Tel est le système général de l’impôt. Maintenant, pour apprécier les attaques qui sont dirigées contre cet impôt, voyons les faits.

Parlons d’abord des producteurs. À entendre M. Mauguin, le seul habile défenseur de l’agitation vinicole, les producteurs sont écrasés, ruinés par la législation sur les boissons. Que répondent les documens officiels ? Nous ouvrons l’excellent rapport de M. Rocher, et nous y voyons que la culture de la vigne n’a pas cessé de s’étendre depuis un demi-siècle. En 1788, le nombre d’hectares consacrés à la vigne était de 1,555,400 ; en 1830, il était de 1,993,300 ; il est aujourd’hui de 2,137,000, et la production s’est naturellement accrue en proportion de la culture.

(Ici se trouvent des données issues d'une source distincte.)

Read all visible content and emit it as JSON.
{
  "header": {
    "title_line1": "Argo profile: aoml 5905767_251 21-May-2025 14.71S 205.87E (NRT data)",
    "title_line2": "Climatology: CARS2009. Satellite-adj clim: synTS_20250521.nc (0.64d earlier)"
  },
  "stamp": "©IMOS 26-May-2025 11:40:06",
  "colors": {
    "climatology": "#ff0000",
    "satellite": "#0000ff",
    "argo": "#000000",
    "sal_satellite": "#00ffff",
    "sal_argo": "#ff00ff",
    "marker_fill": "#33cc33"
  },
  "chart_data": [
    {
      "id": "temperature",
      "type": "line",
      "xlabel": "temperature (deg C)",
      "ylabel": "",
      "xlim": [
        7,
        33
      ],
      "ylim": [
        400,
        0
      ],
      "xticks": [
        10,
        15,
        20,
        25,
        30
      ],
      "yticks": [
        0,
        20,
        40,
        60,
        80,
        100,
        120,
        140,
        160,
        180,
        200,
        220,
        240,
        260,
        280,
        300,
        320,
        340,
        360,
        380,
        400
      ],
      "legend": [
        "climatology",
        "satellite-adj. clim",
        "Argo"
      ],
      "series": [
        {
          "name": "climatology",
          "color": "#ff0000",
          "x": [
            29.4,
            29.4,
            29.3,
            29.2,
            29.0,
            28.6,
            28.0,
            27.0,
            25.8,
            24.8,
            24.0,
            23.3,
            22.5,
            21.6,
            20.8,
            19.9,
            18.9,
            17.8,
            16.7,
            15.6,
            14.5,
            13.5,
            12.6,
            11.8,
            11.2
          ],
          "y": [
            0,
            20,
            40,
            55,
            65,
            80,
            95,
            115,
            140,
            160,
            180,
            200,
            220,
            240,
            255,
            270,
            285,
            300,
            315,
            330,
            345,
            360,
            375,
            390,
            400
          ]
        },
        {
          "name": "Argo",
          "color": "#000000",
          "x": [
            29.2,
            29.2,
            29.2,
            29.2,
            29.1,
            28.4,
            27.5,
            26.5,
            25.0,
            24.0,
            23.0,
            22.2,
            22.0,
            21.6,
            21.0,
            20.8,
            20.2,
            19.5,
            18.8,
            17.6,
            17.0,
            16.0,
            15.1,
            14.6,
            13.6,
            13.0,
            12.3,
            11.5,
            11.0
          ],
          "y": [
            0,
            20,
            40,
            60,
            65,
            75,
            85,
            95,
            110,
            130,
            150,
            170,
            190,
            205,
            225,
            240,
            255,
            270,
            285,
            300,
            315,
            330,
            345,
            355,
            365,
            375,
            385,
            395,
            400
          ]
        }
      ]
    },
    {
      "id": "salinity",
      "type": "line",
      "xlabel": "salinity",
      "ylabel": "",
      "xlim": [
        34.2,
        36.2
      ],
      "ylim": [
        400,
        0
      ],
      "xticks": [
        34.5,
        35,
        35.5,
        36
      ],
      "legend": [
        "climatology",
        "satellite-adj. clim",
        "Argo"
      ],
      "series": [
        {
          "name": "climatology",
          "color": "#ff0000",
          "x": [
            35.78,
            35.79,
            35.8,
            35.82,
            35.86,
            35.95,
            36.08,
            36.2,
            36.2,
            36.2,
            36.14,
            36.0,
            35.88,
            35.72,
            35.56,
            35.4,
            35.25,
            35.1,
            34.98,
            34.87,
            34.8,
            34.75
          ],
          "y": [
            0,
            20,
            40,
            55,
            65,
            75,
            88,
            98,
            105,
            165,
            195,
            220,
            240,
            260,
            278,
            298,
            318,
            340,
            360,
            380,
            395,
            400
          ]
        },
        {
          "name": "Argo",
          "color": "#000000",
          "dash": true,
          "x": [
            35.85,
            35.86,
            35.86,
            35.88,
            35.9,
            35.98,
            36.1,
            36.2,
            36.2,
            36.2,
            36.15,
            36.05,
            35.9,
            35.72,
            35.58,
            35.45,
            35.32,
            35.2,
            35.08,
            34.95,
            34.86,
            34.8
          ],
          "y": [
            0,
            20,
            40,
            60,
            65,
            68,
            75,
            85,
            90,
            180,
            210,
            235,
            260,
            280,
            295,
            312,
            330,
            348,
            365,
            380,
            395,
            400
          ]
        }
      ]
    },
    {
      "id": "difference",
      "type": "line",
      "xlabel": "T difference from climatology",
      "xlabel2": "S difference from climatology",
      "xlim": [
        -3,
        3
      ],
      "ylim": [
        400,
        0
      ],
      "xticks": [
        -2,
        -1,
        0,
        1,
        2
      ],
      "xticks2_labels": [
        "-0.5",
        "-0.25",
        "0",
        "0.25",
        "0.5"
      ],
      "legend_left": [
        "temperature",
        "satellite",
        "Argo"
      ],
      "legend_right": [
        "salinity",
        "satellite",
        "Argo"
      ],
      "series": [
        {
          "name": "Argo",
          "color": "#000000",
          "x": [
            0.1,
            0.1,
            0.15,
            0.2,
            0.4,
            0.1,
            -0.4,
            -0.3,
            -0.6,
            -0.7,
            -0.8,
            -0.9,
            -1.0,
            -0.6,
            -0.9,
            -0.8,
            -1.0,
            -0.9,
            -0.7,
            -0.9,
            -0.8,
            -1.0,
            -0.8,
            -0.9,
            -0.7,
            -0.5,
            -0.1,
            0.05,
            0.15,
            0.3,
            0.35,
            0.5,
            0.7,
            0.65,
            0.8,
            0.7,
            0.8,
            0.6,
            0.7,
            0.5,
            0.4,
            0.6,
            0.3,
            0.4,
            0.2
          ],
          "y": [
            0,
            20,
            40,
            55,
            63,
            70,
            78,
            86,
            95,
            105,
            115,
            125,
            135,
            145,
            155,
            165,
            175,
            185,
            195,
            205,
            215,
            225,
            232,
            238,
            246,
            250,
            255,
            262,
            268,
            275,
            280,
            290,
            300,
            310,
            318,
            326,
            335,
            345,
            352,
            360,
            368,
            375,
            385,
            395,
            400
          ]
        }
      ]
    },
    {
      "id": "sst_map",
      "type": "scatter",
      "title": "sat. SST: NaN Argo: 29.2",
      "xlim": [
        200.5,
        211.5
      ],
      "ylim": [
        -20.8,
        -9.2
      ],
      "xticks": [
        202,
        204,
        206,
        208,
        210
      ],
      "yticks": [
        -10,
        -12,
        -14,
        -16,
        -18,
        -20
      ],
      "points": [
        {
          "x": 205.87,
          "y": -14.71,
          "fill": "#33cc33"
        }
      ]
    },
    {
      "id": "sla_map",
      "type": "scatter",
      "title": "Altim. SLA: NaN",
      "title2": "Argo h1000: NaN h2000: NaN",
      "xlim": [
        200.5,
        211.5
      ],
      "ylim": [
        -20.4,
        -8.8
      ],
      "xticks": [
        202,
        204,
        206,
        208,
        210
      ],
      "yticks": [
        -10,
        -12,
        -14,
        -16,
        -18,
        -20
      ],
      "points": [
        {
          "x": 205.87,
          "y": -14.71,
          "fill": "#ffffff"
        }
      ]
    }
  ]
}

Voilà, certes, des chiffres qui parlent d’eux-mêmes, et l’on a beau être un homme fort spirituel, c’est une tâche bien difficile d’avoir à démontrer, devant un auditoire sérieux, qu’une industrie qui double ses profits en cinquante ans est une industrie qui souffre, et qu’une législation sous l’empire de laquelle la propriété vinicole a augmenté de 300,000 hectares depuis vingt ans est une législation ruineuse pour les propriétaires de vignes.

Sans doute, il y a des producteurs qui se ruinent, il y a des localités qui souffrent, personne ne dit le contraire ; mais ces souffrances, d’où viennent-elles ? Est-ce la faute de l’impôt si toutes les années ne se ressemblent pas, si les récoltes sont variables, si les temps d’abondance sont suivis de temps de disette, et s’il en résulte des variations fréquentes dans les prix, source de mécomptes pour les propriétaires de vignes ? Il y a de la loterie dans le revenu de toutes les propriétés. La terre donne tantôt plus et tantôt moins, les maisons urbaines tantôt se louent bien et tantôt se louent mal ; mais nous avouons volontiers que de toutes les productions de la terre la vigne est la plus capricieuse : tantôt grande fécondité et bonne qualité, tantôt petite quantité et mauvaise qualité ; rarement les vendanges se ressemblent, et c’est ce qui fait qu’il y a plus de loterie dans le revenu des vignobles que dans celui des autres propriétés rurales. Cependant ne croyez pas que le propriétaire de vignes règle sa dépense sur le revenu moyen de la vigne : non, il est tenté de prendre pour taux de son revenu le profit des belles années, et cela est si vrai, que même le langage des vignerons se conforme à ce penchant naturel du cœur humain.